KARŞI TARAFIN SAVUNMASI : Davalı idare tarafından, davacının demo yapmak üzere 07/12/2010 tarihinde çağrıldığı, yapılan demonstrasyonda, ihale kapsamındaki işe ilişkin olarak hazırlanan HBYS’nin Teknik Şartname’deki hususları karşılamayan yönlerinin tutanak altına alındığı, ihale komisyonunda yer alan üyelerin ihale konusu işte uzmanlıklarının bulunmadığı hususunun ihale günü öğrenilmesine rağmen bu konuda süresinde şikayet başvurusunda bulunulmadığı, komisyonun tam olarak toplandığı ve imzaların eksiksiz olduğunun demonstrasyon tutanağında ve davacı şirket yetkilileri tarafından düşülen şerhte belirtildiği, dava konusu Kurul kararında kullanılan “numune değerlendirmesi” ibaresi ile ihaleye katılan istekliler tarafından teknik şartname hükümleri çerçevesinde yapılması zorunlu olan ve yeterli görülüp görülmemeyi belirleyen “program demonstrasyon”un kastedildiği, Kurul kararının bütününe bakıldığında anlatılmak istenilenin bir mal alımı olmayıp dava konusu ihaleye ilişkin hizmet alımı olduğunun net olarak anlaşılabildiği, demonstrasyon yerine numune ibaresinin kullanılmış olmasının esasa etkili bir yönü olmadığı, dolayısıyla belirtilen nedenlerle istemin reddi gerektiği savunulmuştur.
DANIŞTAY TETKİK HÂKİMİ … ‘NUN DÜŞÜNCESİ : Temyiz isteminin reddi ile usul ve yasaya uygun olan İdare Mahkemesi kararının onanması gerektiği düşünülmektedir.

TÜRK MİLLETİ ADINA
Karar veren Danıştay Onüçüncü Dairesi’nce, Tetkik Hâkiminin açıklamaları dinlendikten ve dosyadaki belgeler incelendikten sonra gereği görüşüldü:
HUKUKİ DEĞERLENDİRME :
İdare ve vergi mahkemelerinin nihai kararlarının temyizen bozulması, 2577 sayılı İdari Yargılama Usulü Kanunu’nun 49. maddesinde yer alan sebeplerden birinin varlığı hâlinde mümkündür.

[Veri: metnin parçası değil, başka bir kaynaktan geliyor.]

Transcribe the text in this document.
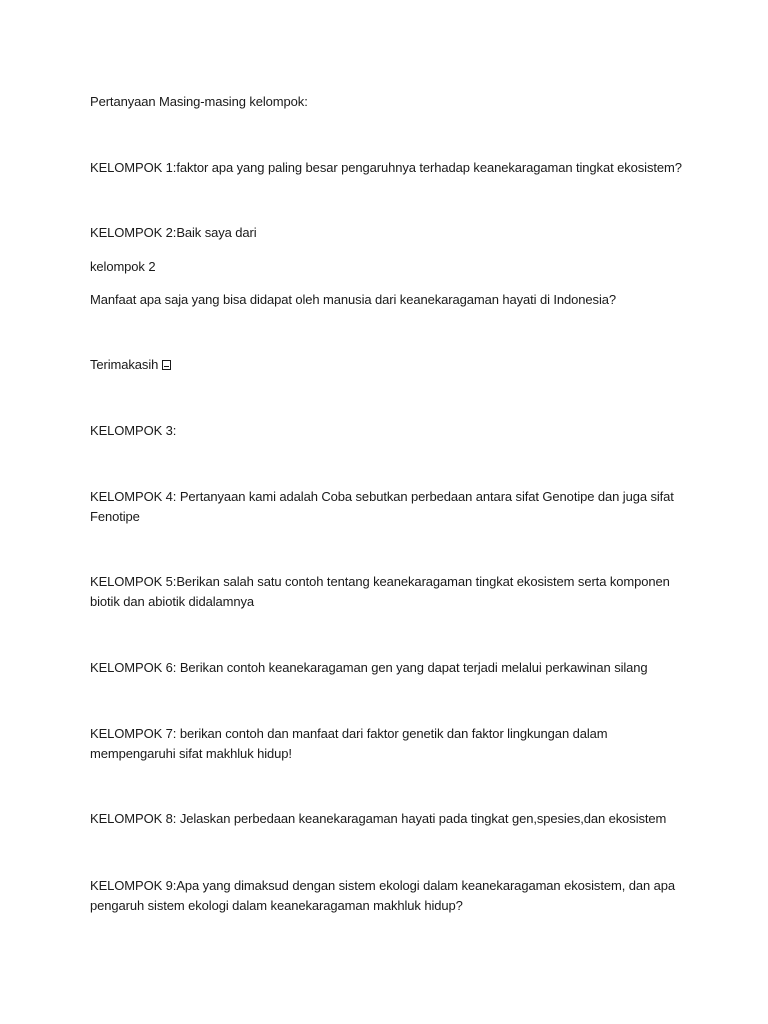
Pertanyaan Masing-masing kelompok:
KELOMPOK 1:faktor apa yang paling besar pengaruhnya terhadap keanekaragaman tingkat ekosistem?
KELOMPOK 2:Baik saya dari
kelompok 2
Manfaat apa saja yang bisa didapat oleh manusia dari keanekaragaman hayati di Indonesia?
Terimakasih
KELOMPOK 3:
KELOMPOK 4: Pertanyaan kami adalah Coba sebutkan perbedaan antara sifat Genotipe dan juga sifat Fenotipe
KELOMPOK 5:Berikan salah satu contoh tentang keanekaragaman tingkat ekosistem serta komponen biotik dan abiotik didalamnya
KELOMPOK 6: Berikan contoh keanekaragaman gen yang dapat terjadi melalui perkawinan silang
KELOMPOK 7: berikan contoh dan manfaat dari faktor genetik dan faktor lingkungan dalam mempengaruhi sifat makhluk hidup!
KELOMPOK 8: Jelaskan perbedaan keanekaragaman hayati pada tingkat gen,spesies,dan ekosistem
KELOMPOK 9:Apa yang dimaksud dengan sistem ekologi dalam keanekaragaman ekosistem, dan apa pengaruh sistem ekologi dalam keanekaragaman makhluk hidup?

Temyizen incelenen karar usul ve hukuka uygun olup, dilekçede ileri sürülen temyiz nedenleri kararın bozulmasını gerektirecek nitelikte görülmemiştir.

KARAR SONUCU:
Açıklanan nedenlerle;
1. Davacının temyiz isteminin reddine,
2. Davanın yukarıda özetlenen gerekçeyle reddi yolundaki … İdare Mahkemesi’nin … tarih ve E:…, K:… sayılı temyize konu kararında, 2577 sayılı İdari Yargılama Usulü Kanunu’nun 49. maddesinde sayılan bozma nedenlerinden hiçbirisi bulunmadığından anılan Mahkeme kararının ONANMASINA,
3. Temyiz giderlerinin istemde bulunan üzerinde bırakılmasına,
4. Posta giderleri avansından artan tutarın davacıya iadesine,
5. Dosyanın anılan Mahkeme’ye gönderilmesine,
6. 2577 sayılı Kanun’un 20/A maddesinin ikinci fıkrasının (i) bendi uyarınca kesin olarak (karar düzeltme yolu kapalı olmak üzere), 26/02/2019 tarihinde oybirliğiyle karar verildi.